É, nesse espírito, que o setor aéreo pretende se recuperar, e, ainda, sempre evoluindo em seus contratos e mecanismos regulatórios, conforme se observa nas minutas da sexta rodada de aeroportos, aprovadas pela diretoria da ANAC no dia 1 de julho de 2020[7].

 


[1] Essa série de análises sobre os efeitos econômico-financeiros da pandemia Covid-19 nos contratos de concessão federal de infraestrutura de transportes, medidas e formas de lidar com a questão, foi inaugurada em 02 de junho de 2020 (https://www.jota.info/opiniao-e-analise/colunas/infra/equilibrio-de-contratos-de-concessao-federal-de-infraestrutura-de-transportes-02062020), seguida de publicação em 26 de junho de 2020 (https://www.jota.info/opiniao-e-analise/colunas/infra/concessoes-federais-de-infraestrutura-aeroportuaria-e-desafios-da-pandemia-26062020), em que os autores fizeram, na primeira, uma abordagem mais geral sobre os efeitos da crise nas concessões federais de infraestrutura de transportes e os desafios a ela relacionados, e, na segunda, uma análise específica no âmbito do setor aéreo, com foco nos impactos e na disciplina contratual.

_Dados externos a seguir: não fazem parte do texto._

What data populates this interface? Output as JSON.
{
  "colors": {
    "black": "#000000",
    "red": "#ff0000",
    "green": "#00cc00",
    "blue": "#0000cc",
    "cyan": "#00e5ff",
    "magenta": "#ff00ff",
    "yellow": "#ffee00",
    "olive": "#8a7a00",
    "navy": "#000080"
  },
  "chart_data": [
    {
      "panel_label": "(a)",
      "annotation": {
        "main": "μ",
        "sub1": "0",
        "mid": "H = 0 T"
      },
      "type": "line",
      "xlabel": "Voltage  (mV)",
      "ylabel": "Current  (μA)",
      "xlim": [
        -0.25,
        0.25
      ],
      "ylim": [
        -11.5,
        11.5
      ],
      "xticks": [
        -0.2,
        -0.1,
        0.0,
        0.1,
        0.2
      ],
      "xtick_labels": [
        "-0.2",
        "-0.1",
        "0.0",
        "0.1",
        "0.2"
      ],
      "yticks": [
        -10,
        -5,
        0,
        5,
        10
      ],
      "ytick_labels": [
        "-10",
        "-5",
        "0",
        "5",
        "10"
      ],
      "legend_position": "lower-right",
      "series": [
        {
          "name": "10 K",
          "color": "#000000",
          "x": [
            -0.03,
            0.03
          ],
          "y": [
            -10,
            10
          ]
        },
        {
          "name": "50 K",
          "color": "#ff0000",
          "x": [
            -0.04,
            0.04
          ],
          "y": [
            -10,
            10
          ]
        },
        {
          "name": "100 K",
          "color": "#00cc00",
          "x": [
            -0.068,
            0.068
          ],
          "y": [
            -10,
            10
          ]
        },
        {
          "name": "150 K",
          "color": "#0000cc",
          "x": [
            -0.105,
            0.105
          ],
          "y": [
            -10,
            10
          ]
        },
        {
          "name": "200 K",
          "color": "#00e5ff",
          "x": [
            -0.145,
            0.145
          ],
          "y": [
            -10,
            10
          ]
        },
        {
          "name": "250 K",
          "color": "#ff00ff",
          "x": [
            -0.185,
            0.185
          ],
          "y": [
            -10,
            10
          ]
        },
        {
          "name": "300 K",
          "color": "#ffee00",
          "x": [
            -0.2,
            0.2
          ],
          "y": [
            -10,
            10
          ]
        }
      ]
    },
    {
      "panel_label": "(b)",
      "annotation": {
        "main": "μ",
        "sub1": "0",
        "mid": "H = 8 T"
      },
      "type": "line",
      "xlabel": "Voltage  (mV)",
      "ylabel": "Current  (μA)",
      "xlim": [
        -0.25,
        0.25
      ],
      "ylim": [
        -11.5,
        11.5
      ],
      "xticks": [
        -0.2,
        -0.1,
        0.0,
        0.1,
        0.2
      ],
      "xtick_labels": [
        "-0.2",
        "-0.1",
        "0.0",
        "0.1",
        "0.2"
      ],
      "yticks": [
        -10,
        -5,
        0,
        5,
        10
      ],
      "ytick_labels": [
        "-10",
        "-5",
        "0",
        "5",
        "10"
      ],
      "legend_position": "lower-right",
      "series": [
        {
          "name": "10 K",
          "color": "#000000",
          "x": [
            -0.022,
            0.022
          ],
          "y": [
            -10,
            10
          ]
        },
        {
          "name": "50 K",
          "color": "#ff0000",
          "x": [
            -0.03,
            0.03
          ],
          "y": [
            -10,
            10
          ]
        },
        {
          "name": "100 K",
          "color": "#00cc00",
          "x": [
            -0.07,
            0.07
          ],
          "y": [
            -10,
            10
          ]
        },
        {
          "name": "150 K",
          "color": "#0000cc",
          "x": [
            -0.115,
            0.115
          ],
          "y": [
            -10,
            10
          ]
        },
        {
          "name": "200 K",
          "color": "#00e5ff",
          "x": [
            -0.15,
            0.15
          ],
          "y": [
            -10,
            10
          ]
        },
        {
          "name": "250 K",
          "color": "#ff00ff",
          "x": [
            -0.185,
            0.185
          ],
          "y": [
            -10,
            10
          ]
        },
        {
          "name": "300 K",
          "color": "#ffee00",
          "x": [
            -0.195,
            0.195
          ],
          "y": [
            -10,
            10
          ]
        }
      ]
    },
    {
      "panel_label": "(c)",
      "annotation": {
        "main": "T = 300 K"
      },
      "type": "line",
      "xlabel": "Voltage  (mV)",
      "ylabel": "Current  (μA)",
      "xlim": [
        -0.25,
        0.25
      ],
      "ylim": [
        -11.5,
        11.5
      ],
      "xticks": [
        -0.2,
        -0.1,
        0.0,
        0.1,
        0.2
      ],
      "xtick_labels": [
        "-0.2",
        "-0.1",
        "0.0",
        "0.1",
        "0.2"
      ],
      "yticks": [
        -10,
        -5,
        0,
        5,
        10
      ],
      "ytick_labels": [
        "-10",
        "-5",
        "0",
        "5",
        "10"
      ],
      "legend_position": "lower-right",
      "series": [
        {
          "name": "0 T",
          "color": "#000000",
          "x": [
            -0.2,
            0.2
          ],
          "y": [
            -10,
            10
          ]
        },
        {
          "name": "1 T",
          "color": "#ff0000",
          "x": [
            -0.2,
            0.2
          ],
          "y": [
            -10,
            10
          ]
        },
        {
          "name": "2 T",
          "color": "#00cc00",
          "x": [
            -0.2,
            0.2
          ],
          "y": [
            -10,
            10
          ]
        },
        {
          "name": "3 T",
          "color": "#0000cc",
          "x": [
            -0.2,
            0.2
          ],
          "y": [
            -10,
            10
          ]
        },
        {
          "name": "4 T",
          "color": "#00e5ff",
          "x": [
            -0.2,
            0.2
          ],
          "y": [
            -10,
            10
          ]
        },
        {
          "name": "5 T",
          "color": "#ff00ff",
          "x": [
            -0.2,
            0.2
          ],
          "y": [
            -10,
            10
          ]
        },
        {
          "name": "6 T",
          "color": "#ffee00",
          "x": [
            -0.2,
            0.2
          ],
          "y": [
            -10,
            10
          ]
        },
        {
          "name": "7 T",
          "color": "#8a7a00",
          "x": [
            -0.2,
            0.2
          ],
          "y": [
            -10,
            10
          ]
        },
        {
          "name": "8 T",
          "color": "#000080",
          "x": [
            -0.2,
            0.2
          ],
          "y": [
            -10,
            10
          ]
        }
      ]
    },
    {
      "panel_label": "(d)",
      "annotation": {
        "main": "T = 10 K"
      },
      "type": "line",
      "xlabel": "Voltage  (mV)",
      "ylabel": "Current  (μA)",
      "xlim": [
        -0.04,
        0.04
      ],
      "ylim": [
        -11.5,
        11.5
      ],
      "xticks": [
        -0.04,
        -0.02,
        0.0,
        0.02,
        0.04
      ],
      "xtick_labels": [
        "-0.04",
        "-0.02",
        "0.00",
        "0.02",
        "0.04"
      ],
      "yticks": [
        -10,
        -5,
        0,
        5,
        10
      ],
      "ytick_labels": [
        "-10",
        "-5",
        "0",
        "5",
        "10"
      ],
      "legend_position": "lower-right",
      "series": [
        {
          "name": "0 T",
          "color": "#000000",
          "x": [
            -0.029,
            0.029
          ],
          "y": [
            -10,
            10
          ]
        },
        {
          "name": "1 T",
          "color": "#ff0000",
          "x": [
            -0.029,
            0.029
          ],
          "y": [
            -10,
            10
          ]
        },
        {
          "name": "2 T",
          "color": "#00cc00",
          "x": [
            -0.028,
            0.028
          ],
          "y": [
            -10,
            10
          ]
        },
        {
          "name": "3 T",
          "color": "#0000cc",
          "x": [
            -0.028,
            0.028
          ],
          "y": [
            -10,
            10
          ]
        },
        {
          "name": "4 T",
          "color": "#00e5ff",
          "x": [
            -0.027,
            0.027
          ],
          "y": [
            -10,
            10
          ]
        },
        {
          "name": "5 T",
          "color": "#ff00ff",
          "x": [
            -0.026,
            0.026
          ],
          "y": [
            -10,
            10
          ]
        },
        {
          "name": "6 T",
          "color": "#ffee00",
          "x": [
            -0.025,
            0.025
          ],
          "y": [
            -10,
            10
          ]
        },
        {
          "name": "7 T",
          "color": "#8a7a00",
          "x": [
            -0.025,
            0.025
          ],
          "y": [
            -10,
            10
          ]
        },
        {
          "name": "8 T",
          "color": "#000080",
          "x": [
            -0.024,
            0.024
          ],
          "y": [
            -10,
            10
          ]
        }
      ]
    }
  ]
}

[2] Aplica-se, em adição, o texto de cada contrato de concessão, bem como as disposições da Lei de Processo Administrativo Federal, Lei nº 9.784/99.

[3] A Lei nº 12.462/11 cria o Fundo Nacional de Aviação Civil (FNAC), de natureza contábil e financeira, vinculado ao Ministério da Infraestrutura, que tem como missão fomentar o desenvolvimento do sistema de aviação e, para isso, implementa os recursos oriundos das outorgas e contribuições dos aeroportos concedidos em ações de manutenção e aprimoramento da infraestrutura aeronáutica e aeroportuária.

[4] Primeira rodada: aeroporto de São Gonçalo do Amarante – leilão realizado em agosto de 2011 e concessão iniciada em janeiro de 2012, com prazo de duração de 28 anos. Segunda rodada: aeroportos de Guarulhos, Brasília e Viracopos – leilão realizado em fevereiro de 2012 e concessões iniciadas em julho de 2012, com prazos de duração de, respectivamente, 20, 25 e 30 anos. Terceira rodada: aeroportos de Galeão e Confins – leilão realizado em novembro de 2013 e concessões iniciadas em maio de 2014, com prazos de duração de, respectivamente, 25 e 30 anos.

[5] Em relação ao contrato de concessão do aeroporto de Salvador, já houve publicação do termo aditivo contratual para a modernização da cláusula arbitral.

[6] Até a publicação deste artigo, apenas o contrato de concessão do aeroporto de Salvador havia sido aditivado, conforme mencionado.